Please be aware that the deploy user has a blank password. Set one up:

passwd

Fruity Time!

Once the Ansible script finishes running, log on to the VM as the deploy user

ssh deploy@fruity-vb # or deploy@fruity-pvm

and attempt to build the FruityMesh image for the NRF51 by issuing:

cd nrf/projects/fruitymesh
make clean
make

And the flash the device with the resulting image built in _build/FruityMesh.hex using JLink. JLink can be found in ~/nrf/tools.

Flashing using VirtualBox

It's hard to get proper USB support for VirtualBox images, so a quick and dirty way is to copy the resulting hex file to the shared directory on your host machine. Do this by copying to /vagrant

Flashing using Parallels

Plug in the device while the Parallels UI is foremost, and it will ask you where to attach the USB port to. Select the VM and you'll have access to run JLink.

Working on the source code from your host machine

Vagrant has an implicit file share with the host at /vagrant (on the VM).

Andy McWilliams says: To save people running VirtualBox having to copy files around, we can do the below as su. The added benefit is that now you can use whatever text editor you like on your host machine. The VM becomes a tool just for compiling.
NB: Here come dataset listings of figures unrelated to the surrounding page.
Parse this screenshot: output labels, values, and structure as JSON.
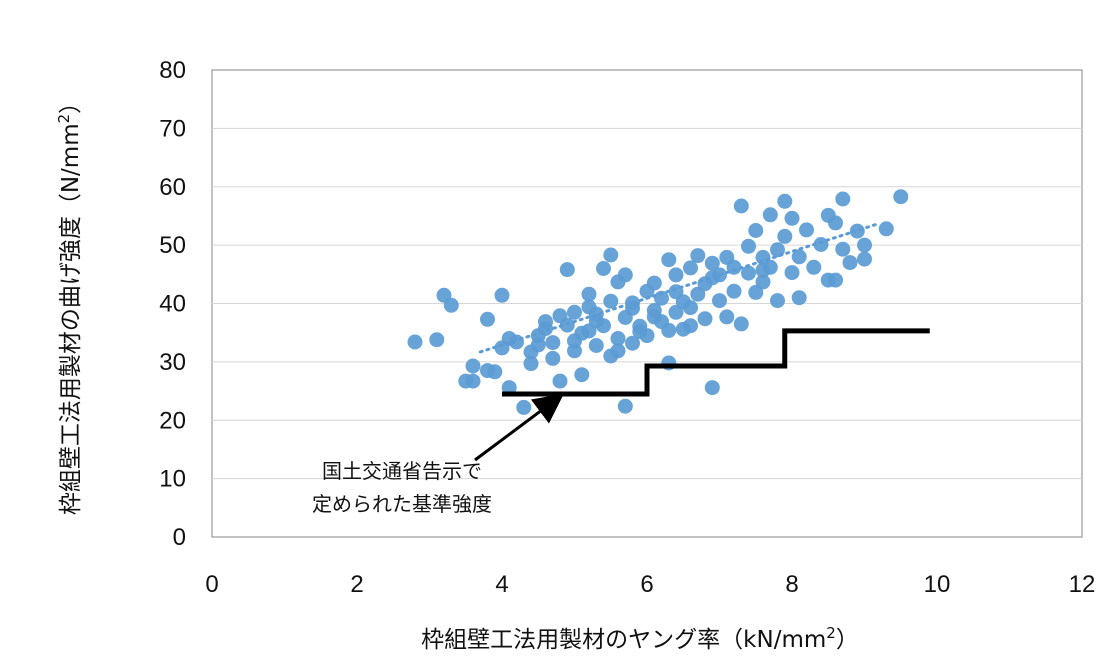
{
  "chart_data": {
    "type": "scatter",
    "title": "",
    "xlabel": {
      "main": "枠組壁工法用製材のヤング率（kN/mm",
      "sup": "2",
      "tail": "）"
    },
    "ylabel": {
      "main": "枠組壁工法用製材の曲げ強度（N/mm",
      "sup": "2",
      "tail": "）"
    },
    "xlim": [
      0,
      12
    ],
    "ylim": [
      0,
      80
    ],
    "xticks": [
      "0",
      "2",
      "4",
      "6",
      "8",
      "10",
      "12"
    ],
    "yticks": [
      "0",
      "10",
      "20",
      "30",
      "40",
      "50",
      "60",
      "70",
      "80"
    ],
    "grid": "horizontal",
    "marker_color": "#5B9BD5",
    "trendline_color": "#5B9BD5",
    "step_color": "#000000",
    "points": [
      [
        2.8,
        33.4
      ],
      [
        3.1,
        33.8
      ],
      [
        3.2,
        41.4
      ],
      [
        3.3,
        39.7
      ],
      [
        3.5,
        26.7
      ],
      [
        3.6,
        29.3
      ],
      [
        3.6,
        26.7
      ],
      [
        3.8,
        37.3
      ],
      [
        3.8,
        28.5
      ],
      [
        3.9,
        28.3
      ],
      [
        4.0,
        41.4
      ],
      [
        4.0,
        32.4
      ],
      [
        4.1,
        34.0
      ],
      [
        4.1,
        25.6
      ],
      [
        4.2,
        33.4
      ],
      [
        4.3,
        22.2
      ],
      [
        4.4,
        31.7
      ],
      [
        4.5,
        32.9
      ],
      [
        4.5,
        34.5
      ],
      [
        4.6,
        35.7
      ],
      [
        4.7,
        30.6
      ],
      [
        4.7,
        33.3
      ],
      [
        4.8,
        37.9
      ],
      [
        4.8,
        26.7
      ],
      [
        4.9,
        45.8
      ],
      [
        4.9,
        36.3
      ],
      [
        5.0,
        31.9
      ],
      [
        5.0,
        38.5
      ],
      [
        5.1,
        27.8
      ],
      [
        5.1,
        34.9
      ],
      [
        5.2,
        35.3
      ],
      [
        5.2,
        41.6
      ],
      [
        5.3,
        32.8
      ],
      [
        5.3,
        38.2
      ],
      [
        5.4,
        46.0
      ],
      [
        5.4,
        36.2
      ],
      [
        5.5,
        48.3
      ],
      [
        5.5,
        40.4
      ],
      [
        5.5,
        31.0
      ],
      [
        5.6,
        34.0
      ],
      [
        5.6,
        43.7
      ],
      [
        5.7,
        22.4
      ],
      [
        5.7,
        44.9
      ],
      [
        5.7,
        37.6
      ],
      [
        5.8,
        39.2
      ],
      [
        5.8,
        33.2
      ],
      [
        5.9,
        36.1
      ],
      [
        6.0,
        42.1
      ],
      [
        6.0,
        34.5
      ],
      [
        6.1,
        38.8
      ],
      [
        6.1,
        43.5
      ],
      [
        6.2,
        36.9
      ],
      [
        6.2,
        40.9
      ],
      [
        6.3,
        47.5
      ],
      [
        6.3,
        29.8
      ],
      [
        6.4,
        38.5
      ],
      [
        6.4,
        44.9
      ],
      [
        6.5,
        35.6
      ],
      [
        6.5,
        40.3
      ],
      [
        6.6,
        46.1
      ],
      [
        6.6,
        36.2
      ],
      [
        6.7,
        48.2
      ],
      [
        6.7,
        41.6
      ],
      [
        6.8,
        37.4
      ],
      [
        6.8,
        43.4
      ],
      [
        6.9,
        25.6
      ],
      [
        6.9,
        46.9
      ],
      [
        7.0,
        40.5
      ],
      [
        7.0,
        44.9
      ],
      [
        7.1,
        37.7
      ],
      [
        7.2,
        42.1
      ],
      [
        7.2,
        46.2
      ],
      [
        7.3,
        56.7
      ],
      [
        7.3,
        36.5
      ],
      [
        7.4,
        45.2
      ],
      [
        7.4,
        49.8
      ],
      [
        7.5,
        41.9
      ],
      [
        7.5,
        52.5
      ],
      [
        7.6,
        43.7
      ],
      [
        7.6,
        47.9
      ],
      [
        7.7,
        55.2
      ],
      [
        7.7,
        46.2
      ],
      [
        7.8,
        49.2
      ],
      [
        7.8,
        40.5
      ],
      [
        7.9,
        57.5
      ],
      [
        7.9,
        51.5
      ],
      [
        8.0,
        54.6
      ],
      [
        8.0,
        45.3
      ],
      [
        8.1,
        48.0
      ],
      [
        8.1,
        41.0
      ],
      [
        8.2,
        52.6
      ],
      [
        8.3,
        46.2
      ],
      [
        8.4,
        50.1
      ],
      [
        8.5,
        55.1
      ],
      [
        8.5,
        44.0
      ],
      [
        8.6,
        53.8
      ],
      [
        8.6,
        44.0
      ],
      [
        8.7,
        57.9
      ],
      [
        8.7,
        49.3
      ],
      [
        8.8,
        47.0
      ],
      [
        8.9,
        52.4
      ],
      [
        9.0,
        50.0
      ],
      [
        9.0,
        47.6
      ],
      [
        9.3,
        52.8
      ],
      [
        9.5,
        58.3
      ],
      [
        5.0,
        33.6
      ],
      [
        5.3,
        37.0
      ],
      [
        5.8,
        40.1
      ],
      [
        6.1,
        37.7
      ],
      [
        6.4,
        42.0
      ],
      [
        6.9,
        44.4
      ],
      [
        4.6,
        36.9
      ],
      [
        5.2,
        39.4
      ],
      [
        5.9,
        35.2
      ],
      [
        6.6,
        39.3
      ],
      [
        7.1,
        47.9
      ],
      [
        7.6,
        45.7
      ],
      [
        4.4,
        29.7
      ],
      [
        5.6,
        31.9
      ],
      [
        6.3,
        35.4
      ]
    ],
    "trendline": {
      "x_start": 3.7,
      "x_end": 9.2,
      "slope": 4.0,
      "intercept": 16.9
    },
    "standard_steps": [
      {
        "x_start": 4.0,
        "x_end": 6.0,
        "y": 24.5
      },
      {
        "x_start": 6.0,
        "x_end": 7.9,
        "y": 29.3
      },
      {
        "x_start": 7.9,
        "x_end": 9.9,
        "y": 35.3
      }
    ],
    "annotation": {
      "line1": "国土交通省告示で",
      "line2": "定められた基準強度",
      "arrow_target": [
        4.7,
        24.5
      ]
    }
  }
}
mv /home/deploy/nrf/projects/ /vagrant/
ln -s /vagrant/projects/ /home/deploy/nrf/projects

Tesing - ServerSpec and Cucumber

ServerSpec

Some ServerSpec tests accompany this VM, just for fun. Execute them using:

rake

Cucumber

Run cucumber and see this run:

Feature: As a ninja developer
  I want to have a FruityMesh development environment ready
  So that I can write the next mesh killer-app

  Scenario Outline: Having a VirtualBox Ubuntu VM to develop FruityMesh apps
    Given I use <provider> to create a vm at <host>
    When log on as "deploy"
    Then I can build the "fruitymesh" image
    And I see the result

    Examples:
    | provider      | host          |
    | "VirtualBox"  | "fruity-vb"   |
    | "Parallels"   | "fruity-pvm"  |

Communicating with the device

Minicom

This VM comes with Minicom to allow you to communicate with the device over serial port. Establish communication using:

sudo minicom --device /dev/ttyACM0 --b 38400

screen

This VM comes with screen to allow you to communicate with the device over serial port. Establish communication using:

sudo screen /dev/ttyACM0 38400

Experimenting with FruityMesh

Check out my modified ping example that programs an RGB LED using GPIO pins to show signal strength status of connected devices on the mesh.

###

Raspberry Pi cross-compiler toolchain

The Ansible script includes a role named 'pi' that sets up a cross compiler for the Raspberry Pi on the virtual machine. For it to have effect out of the box, please modify infra/roles/pi/vars/main.yml to have your Pi's user-name, IP and home directory for the demo project:

pi_user: pi
pi_ip: 192.168.1.10
pi_project: raspberrypi

It will place a file named 'hello-world.sh' in /home/deploy/<pi_project> that when run, will build and copy the binary to <pi_user>@<pi_ip>. In order for that to work, you will need to copy the deploy's public key to the pi by issuing:

ssh-copy-id <pi_user>@<pi_ip>

Once that is set up, please run:

./hello-world.sh

You should see the program compile and then run (on the Pi). Happy hacking!

Contributing

  1. Fork it (https://github.com/ihassin/fruity-ubuntu-vm/fork)
  2. Create your feature branch (git checkout -b my-new-feature)
  3. Commit your changes (git commit -am 'Add some feature')
  4. Push to the branch (git push origin my-new-feature)
  5. Create a new Pull Request

Code of conduct

Our code of conduct is here.

License

MIT except where FruityMesh or Nordic Semiconductors licenses apply.